在吕克晕了三次,又被泼醒三次之后,他终于说出了一个名字——奥多良·杜邦。是他的堂弟。这是个游手好闲的年轻人,终日混迹于社会,而且劣迹斑斑,还因为打架斗殴进去过。萨尔曼认为,如此渺小的角色肯定不是写信的那个人,他应该只是他的马仔而已。于是他又一边试探一边逼问。最后,吕克在克劳伦斯与哈罗德之间,选择了克劳伦斯。
老畜牲!我要你死!我明明放过了你,但你却想要毁了我的一切!老东西,我一定要亲手杀了你!
“把他关起来。再把他那个堂弟,抓回来。”临行前,他对斯莱德吩咐。
身上像被戳了好几个窟窿的吕克被斯莱德关进了铁笼子,他像条奄奄一息的狗似的,躺在了里面。
当他看见满天的星斗时,下了这样一个决定——克劳伦斯也得抓回来。哼,你不是想取代我吗?那好,我就让你知道知道,觊觎我的位置,会是个什么下场!我要把你的那双眼珠子烙下来!
“大人,我感觉那个蠢货的说辞不太可信。”这时,马格努斯对他说,“前言不搭后语,而且处处都是漏洞……大人,要不我们再商量一下?”
萨尔曼可没功夫跟他商量什么了——这还有什么可质疑的?这老畜牲本身在莫斯家族就有一定的影响力,而且一直对我不服,所以他起了夺位之心,还真不奇怪。

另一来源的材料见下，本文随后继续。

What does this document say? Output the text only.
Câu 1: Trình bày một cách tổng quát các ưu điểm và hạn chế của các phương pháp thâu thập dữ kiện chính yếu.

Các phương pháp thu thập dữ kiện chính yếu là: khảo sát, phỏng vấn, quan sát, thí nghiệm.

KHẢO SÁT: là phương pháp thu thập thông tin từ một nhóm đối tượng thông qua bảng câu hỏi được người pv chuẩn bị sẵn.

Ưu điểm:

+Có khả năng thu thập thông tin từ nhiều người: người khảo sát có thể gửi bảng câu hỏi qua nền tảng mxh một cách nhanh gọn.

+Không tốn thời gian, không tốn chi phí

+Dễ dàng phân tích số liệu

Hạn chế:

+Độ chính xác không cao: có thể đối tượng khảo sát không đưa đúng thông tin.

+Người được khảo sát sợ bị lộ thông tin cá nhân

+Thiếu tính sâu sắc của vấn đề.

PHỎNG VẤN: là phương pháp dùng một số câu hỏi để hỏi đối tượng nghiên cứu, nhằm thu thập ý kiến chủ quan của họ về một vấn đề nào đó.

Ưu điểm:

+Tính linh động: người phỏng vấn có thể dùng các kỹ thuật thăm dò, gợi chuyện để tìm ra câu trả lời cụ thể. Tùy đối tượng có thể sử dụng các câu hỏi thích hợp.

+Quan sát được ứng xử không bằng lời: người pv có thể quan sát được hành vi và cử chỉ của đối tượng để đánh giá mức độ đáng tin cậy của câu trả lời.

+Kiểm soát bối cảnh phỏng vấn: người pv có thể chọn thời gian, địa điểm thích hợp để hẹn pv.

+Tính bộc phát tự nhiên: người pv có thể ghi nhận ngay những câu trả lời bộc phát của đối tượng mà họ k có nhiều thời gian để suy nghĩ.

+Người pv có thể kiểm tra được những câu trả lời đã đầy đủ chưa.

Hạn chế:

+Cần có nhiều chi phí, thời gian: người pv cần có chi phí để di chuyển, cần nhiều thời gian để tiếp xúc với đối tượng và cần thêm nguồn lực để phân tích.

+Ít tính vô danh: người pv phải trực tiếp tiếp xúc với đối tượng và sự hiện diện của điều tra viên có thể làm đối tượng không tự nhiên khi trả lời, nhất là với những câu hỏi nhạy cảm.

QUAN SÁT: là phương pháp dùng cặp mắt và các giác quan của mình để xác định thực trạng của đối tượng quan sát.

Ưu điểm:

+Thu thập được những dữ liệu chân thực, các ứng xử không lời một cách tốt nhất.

“上次,我就不应该放走他。”萨尔曼沉着脸说,“克劳伦斯这个家伙,仗着自己莫斯家长辈的身份,一直看不起我……哼,我早就想收拾他了。这回我得让他知道知道,不是身上流着某个人的血,就可以在我面前耀武扬威的。从一开始就是!他只把我当下人,他只把我当下人!”
他越说越气,越想越气。
老迈,再加上一晚上的激动与折腾,他突然变得神志恍惚了。于是,他便把自己的内心所想,统统说了出来。
“血脉是个什么东西?嗯?要不是我儿子的努力,他们能拥有现在的一切?现在,他居然还敢威胁我了!他算个什么东西?嗯?要不是因为莫斯这个姓氏,他能上得了什么台面?一个一辈子一事无成的老废物,居然也敢跟我叫嚣了!这回,我一定要让他死!”
“儿子?”马格努斯满是疑惑地看向他,“大人,您还有子嗣吗?”
萨尔曼一下子清醒过来,他的心,也直接提到了嗓子眼。我他妈在说什么?我他妈是糊涂了吗?这种事,我怎么能跟他说?怎么办?我应该怎样敷衍过去?
正在步入寒冬的冷风经过他的后背,掀起一阵冰凉。萨尔曼不禁打了个哆嗦。他怔怔地看向马格努斯。月光下,对方的眼睛里充满了耐人寻味的光芒——马格努斯似乎猜到了什么。
“大人,位置对吗?”斯莱德的突然出现,打破了他们的对视,“已经挖到三米深了,可,什么都没有。”